Perhaps it takes a scorching-hot hitter to know one.
"He's smoking it, aint he?" said Bradley, tied for second in the AL with a .346 average. "He's a really good player, a special player. I feel like every time he goes up there, he has a consistent plan. He's sticking to it. He's our three hitter and he's doing a very good job of it."
You can actually say that Bogaerts has been hot for almost a calendar year. Since May 31, 2015, the shortstop leads the Major Leagues with a .343 average and has 219 hits in 153 games.
"You could see that coming," said Red Sox hitting coach Chili Davis. "Just the way he works. He works very well. He's just very confident. You look at him up there at home plate and he's up there with a lot of confidence. He's not afraid of any situation. He's not afraid of velo [velocity]. He's confident. He trusts his hands and he uses them very well."
Going to the opposite field was a hallmark for Bogaerts in his breakout season last year. This season, he appears more dangerous because of his ability to adjust to however he is pitched.

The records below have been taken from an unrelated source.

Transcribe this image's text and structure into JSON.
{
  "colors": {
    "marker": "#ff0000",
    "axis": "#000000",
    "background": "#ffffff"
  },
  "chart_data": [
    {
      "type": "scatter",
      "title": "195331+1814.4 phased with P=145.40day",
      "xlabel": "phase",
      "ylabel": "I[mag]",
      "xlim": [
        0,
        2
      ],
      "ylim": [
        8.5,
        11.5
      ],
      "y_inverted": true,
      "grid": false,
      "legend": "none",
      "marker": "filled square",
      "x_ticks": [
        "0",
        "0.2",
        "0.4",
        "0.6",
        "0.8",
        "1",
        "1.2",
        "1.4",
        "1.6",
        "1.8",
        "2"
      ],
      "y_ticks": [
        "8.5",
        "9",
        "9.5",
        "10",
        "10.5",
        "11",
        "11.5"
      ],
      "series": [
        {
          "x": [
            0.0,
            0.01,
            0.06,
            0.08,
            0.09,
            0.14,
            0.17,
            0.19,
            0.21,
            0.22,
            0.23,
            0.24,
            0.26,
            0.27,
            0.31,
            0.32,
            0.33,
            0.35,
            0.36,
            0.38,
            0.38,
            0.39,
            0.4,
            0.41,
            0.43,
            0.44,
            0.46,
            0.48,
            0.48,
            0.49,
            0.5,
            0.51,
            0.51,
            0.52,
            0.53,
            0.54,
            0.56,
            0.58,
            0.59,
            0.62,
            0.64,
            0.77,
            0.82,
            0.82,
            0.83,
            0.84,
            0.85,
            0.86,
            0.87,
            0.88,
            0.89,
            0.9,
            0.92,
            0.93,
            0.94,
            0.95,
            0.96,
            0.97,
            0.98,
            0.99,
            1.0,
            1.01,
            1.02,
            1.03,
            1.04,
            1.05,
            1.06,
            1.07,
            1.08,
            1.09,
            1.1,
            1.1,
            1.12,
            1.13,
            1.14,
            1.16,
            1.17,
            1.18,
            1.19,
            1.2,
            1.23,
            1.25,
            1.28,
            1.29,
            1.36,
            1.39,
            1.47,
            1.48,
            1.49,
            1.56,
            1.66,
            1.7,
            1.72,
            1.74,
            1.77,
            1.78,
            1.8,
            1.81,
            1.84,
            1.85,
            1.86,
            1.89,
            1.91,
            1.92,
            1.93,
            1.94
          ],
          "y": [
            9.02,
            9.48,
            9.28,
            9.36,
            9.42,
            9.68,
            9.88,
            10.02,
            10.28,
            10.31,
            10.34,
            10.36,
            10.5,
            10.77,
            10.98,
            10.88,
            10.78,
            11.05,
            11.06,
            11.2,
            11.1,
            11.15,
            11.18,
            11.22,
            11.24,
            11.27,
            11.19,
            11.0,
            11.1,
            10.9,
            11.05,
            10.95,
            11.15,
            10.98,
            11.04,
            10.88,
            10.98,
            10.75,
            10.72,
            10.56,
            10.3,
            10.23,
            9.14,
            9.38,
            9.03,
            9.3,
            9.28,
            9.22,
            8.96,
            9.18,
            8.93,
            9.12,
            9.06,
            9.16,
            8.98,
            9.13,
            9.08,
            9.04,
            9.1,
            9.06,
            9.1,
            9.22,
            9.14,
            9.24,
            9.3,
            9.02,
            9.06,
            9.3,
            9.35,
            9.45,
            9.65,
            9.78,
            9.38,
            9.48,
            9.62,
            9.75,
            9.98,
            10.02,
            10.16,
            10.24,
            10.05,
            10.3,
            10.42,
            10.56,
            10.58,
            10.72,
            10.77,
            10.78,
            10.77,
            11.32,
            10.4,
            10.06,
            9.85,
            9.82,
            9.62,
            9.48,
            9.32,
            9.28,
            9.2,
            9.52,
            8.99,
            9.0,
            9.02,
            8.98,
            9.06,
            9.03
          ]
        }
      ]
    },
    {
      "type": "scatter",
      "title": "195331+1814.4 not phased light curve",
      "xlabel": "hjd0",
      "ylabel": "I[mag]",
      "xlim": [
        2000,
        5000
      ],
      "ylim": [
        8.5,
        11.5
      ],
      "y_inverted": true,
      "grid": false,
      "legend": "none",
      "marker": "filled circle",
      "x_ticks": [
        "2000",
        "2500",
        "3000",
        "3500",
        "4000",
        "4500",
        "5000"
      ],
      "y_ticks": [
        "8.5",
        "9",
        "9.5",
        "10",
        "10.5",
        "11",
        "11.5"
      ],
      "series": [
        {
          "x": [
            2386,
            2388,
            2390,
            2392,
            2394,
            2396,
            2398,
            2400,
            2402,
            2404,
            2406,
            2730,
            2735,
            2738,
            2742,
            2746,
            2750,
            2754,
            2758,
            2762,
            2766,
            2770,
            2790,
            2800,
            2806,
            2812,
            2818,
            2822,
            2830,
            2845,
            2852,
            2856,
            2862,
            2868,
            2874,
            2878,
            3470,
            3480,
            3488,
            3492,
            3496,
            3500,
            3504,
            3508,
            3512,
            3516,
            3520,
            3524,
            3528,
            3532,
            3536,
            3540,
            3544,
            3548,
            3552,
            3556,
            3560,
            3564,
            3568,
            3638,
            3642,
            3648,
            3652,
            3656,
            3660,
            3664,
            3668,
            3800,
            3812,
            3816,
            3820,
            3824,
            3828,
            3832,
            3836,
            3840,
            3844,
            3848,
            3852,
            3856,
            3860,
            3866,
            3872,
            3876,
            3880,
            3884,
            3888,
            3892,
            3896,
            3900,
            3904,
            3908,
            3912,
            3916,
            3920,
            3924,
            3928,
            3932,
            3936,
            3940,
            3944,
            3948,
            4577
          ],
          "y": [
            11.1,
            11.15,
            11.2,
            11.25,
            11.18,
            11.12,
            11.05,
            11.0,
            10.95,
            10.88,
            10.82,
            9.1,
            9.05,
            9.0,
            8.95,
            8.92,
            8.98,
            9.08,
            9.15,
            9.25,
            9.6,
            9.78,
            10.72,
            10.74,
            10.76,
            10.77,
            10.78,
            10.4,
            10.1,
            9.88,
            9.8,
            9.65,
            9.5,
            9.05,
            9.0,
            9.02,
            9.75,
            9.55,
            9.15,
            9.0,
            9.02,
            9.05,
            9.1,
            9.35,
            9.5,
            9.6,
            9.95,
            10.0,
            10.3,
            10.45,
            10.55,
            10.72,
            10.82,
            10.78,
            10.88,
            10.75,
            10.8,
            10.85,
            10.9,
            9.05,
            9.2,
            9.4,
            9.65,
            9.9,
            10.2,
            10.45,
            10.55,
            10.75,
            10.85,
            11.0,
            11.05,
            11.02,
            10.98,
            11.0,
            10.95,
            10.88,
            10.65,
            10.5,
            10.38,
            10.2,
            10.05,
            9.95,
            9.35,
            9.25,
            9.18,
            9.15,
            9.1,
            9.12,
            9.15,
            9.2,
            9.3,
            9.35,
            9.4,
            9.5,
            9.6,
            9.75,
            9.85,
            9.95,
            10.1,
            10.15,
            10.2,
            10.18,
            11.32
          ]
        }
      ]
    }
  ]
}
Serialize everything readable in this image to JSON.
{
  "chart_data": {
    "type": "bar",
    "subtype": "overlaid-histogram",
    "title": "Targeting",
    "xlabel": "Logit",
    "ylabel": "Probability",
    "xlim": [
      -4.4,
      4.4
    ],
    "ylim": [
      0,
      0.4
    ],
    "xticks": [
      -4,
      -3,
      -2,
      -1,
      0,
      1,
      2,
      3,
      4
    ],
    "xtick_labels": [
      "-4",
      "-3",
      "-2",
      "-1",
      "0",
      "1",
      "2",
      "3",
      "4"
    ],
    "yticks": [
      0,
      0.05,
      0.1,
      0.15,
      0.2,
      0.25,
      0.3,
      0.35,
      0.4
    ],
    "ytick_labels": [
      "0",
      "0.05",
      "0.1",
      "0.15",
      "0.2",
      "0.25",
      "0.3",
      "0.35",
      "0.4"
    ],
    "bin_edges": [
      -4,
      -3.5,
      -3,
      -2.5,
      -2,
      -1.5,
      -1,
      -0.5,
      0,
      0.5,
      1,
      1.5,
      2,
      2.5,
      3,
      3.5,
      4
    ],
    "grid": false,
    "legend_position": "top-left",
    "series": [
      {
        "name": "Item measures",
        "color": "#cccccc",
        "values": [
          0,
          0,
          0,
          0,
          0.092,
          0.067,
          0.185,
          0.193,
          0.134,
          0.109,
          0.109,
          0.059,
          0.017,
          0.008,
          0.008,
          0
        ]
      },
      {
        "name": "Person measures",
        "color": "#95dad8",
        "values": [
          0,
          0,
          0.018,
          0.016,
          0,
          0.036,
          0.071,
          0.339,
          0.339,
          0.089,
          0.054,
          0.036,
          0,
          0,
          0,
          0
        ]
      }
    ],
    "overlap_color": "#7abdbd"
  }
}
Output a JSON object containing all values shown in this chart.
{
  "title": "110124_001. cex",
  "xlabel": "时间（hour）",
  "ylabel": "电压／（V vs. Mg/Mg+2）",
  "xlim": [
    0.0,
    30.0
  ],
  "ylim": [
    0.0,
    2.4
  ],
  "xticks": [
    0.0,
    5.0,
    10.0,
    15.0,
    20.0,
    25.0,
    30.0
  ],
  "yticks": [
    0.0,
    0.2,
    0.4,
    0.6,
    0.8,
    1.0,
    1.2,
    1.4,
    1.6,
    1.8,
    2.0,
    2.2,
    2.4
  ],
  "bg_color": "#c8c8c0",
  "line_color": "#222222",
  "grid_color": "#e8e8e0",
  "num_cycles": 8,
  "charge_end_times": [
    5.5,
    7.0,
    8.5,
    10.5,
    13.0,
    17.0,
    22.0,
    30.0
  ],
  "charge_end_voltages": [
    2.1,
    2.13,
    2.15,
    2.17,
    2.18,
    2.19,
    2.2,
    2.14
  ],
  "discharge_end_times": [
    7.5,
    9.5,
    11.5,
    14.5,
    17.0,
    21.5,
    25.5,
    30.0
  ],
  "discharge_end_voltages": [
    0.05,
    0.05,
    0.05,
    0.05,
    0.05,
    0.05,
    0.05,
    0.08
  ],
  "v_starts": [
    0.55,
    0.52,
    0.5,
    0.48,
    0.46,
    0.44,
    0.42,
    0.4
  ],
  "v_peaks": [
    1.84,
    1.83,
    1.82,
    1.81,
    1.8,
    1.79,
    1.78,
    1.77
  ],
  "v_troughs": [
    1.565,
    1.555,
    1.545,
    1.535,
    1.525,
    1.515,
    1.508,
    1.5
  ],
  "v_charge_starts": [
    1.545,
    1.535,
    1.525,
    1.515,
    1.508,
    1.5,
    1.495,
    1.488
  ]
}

"We're talking about in the first couple innings how would we attack Xander," said Red Sox manager John Farrell. "And we've seen the opposition try to pitch him away exclusively. He takes his base hits the other way. Lately, they've been trying to throw the ball in on him, he pulls his hands in. He's got very good bat speed, good plate coverage, good hitters are capable of handling different parts of the zone and he's doing that."